Ils exigent ainsi que l’entreprise revoie « en profondeur son plan de vigilance afin de protéger les milliers d’employés de l’entreprise, au Kénya et dans le monde », affectés à ces tâches et qui ont été exposés à « des milliers de contenus violents à examiner chaque jour sans protection adéquate ».
Ces organisations réclament aussi une action auprès de ses clients « afin que leurs exigences commerciales ne puissent conduire à dégrader la santé, la sécurité ou les droits des travailleurs ».
TP (ex-Teleperformance), spécialisé à l’origine dans les centres d’appels, a développé depuis quelques années des services de modération de plateformes en ligne ou d’entraînement d’algorithmes d’intelligence artificielle (IA), pour le compte d’entreprises de la tech qui lui sous-traitent ces activités.

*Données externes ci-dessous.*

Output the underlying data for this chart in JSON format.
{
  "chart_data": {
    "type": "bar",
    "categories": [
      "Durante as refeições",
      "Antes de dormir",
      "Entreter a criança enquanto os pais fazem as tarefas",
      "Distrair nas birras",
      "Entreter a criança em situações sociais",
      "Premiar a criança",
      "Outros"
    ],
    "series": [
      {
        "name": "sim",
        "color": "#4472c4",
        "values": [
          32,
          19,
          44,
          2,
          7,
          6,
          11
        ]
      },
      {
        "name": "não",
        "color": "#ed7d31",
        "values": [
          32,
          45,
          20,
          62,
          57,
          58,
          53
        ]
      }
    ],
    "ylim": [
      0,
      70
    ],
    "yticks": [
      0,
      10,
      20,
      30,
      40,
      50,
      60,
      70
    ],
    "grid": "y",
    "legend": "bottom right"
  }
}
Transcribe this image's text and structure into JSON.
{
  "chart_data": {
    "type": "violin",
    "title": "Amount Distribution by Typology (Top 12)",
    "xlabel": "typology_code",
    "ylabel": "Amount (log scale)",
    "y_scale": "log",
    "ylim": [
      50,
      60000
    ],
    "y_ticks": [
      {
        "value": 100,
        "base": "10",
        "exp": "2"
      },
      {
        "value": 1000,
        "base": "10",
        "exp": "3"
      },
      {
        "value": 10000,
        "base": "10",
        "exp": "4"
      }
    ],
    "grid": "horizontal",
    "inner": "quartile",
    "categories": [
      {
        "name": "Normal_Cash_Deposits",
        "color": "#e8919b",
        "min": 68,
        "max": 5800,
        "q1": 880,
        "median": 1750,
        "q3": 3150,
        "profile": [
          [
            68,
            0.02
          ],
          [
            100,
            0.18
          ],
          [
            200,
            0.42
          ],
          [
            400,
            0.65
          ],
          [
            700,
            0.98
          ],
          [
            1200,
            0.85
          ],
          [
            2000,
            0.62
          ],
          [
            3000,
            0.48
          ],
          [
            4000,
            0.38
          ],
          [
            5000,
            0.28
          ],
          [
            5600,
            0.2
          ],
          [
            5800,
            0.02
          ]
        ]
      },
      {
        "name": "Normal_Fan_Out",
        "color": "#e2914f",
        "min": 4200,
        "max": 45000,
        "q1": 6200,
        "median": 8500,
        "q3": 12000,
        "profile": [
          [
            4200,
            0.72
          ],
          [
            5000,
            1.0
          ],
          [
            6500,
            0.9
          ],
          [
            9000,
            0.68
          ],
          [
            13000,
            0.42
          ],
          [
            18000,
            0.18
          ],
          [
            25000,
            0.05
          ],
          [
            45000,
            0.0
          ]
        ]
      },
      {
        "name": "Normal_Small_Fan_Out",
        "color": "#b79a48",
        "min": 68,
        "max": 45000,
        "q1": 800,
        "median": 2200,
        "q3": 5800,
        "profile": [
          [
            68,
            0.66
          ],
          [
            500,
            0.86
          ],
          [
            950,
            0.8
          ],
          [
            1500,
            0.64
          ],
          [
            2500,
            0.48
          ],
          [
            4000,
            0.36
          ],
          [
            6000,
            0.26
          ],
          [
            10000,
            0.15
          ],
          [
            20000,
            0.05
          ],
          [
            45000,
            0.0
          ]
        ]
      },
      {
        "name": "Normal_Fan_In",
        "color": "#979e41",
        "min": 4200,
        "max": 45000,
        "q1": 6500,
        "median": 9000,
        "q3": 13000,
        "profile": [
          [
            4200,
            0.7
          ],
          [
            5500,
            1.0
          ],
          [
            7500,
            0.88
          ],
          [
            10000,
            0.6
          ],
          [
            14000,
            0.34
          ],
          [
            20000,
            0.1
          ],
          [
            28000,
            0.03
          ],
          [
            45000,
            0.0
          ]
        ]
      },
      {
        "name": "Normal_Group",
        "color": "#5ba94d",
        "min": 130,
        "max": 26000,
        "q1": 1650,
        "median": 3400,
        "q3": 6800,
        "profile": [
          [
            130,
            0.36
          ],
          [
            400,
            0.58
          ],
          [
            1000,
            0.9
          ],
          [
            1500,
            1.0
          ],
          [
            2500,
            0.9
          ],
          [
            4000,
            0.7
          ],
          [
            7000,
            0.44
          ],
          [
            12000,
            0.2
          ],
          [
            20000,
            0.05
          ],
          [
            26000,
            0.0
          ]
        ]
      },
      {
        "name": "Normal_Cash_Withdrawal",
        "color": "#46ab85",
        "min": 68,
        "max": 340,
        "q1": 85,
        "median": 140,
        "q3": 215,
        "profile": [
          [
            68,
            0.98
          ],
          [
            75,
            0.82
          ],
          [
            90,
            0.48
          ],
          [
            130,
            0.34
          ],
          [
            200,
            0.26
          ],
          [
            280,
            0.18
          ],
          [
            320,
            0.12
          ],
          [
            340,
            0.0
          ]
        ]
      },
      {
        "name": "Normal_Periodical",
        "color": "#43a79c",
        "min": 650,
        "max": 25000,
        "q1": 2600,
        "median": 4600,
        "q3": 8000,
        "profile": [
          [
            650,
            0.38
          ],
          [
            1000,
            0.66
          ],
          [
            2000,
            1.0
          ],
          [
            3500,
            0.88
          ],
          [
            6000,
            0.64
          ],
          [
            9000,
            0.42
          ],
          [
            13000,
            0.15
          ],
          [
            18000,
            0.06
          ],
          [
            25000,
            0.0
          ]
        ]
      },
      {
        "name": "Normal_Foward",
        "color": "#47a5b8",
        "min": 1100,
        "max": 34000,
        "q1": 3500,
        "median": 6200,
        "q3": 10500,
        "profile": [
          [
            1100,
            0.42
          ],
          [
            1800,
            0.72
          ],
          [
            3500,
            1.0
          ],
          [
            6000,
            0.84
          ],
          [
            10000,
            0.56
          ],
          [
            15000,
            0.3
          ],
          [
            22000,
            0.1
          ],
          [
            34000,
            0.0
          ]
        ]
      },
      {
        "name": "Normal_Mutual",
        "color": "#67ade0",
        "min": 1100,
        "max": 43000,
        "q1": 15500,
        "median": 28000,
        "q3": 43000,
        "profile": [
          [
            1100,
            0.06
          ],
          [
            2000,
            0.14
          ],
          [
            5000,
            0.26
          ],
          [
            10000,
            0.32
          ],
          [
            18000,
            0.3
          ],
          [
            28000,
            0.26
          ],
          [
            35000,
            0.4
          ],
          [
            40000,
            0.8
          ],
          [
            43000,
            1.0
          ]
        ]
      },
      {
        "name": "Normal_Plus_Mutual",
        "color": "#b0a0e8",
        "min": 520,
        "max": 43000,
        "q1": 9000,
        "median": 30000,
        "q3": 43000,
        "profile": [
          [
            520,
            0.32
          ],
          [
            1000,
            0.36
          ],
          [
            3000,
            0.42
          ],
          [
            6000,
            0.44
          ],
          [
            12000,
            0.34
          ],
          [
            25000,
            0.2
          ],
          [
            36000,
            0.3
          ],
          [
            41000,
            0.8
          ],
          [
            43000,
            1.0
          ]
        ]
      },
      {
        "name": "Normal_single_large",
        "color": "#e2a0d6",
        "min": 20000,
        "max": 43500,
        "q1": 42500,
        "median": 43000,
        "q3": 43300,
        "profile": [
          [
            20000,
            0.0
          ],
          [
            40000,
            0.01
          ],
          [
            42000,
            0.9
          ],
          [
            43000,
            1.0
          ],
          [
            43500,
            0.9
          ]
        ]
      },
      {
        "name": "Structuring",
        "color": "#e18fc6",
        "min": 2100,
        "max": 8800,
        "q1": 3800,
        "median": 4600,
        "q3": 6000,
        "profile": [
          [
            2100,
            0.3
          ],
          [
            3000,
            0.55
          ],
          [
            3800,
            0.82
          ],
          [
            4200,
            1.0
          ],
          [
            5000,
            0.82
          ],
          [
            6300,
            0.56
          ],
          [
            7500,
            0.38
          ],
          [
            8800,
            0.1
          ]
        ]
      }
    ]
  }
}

Cette dernière activité, qui croît avec l’essor de l’IA générative, consiste par exemple à identifier sur des milliers d’images certains objets, symboles, ou personnes, pour entraîner des modèles à les reconnaître.
L’action, menée par la CGT et les associations kényanes de défense des travailleurs du clic The Oversight Lab et Data Labelers Association, repose sur le devoir de vigilance auquel est soumis TP.
Introduit dans le droit français en 2017, il impose aux grandes entreprises de publier un document cartographiant les risques graves pour les droits humains, la santé et l’environnement liés à leurs activités et à celles de leurs partenaires commerciaux, et de mettre en oeuvre des « mesures de vigilance raisonnable » pour les prévenir.
Sans action du groupe dans un délai de trois mois, les trois associations « pourront saisir » la justice, assurent-elles.
D’après des documents publiés par le groupe, ses activités d’annotation de données pour des modèles d’IA et pour des médias, et de « support et sécurité pour l’IA générative » représentent 2% de son chiffre d’affaires lié à ses activités principales en 2025, soit environ 174 millions d’euros, selon le calcul effectué par l’AFP.
La même année, l’entreprise avait réalisé un chiffre d’affaires total de 10,2 milliards d’euros.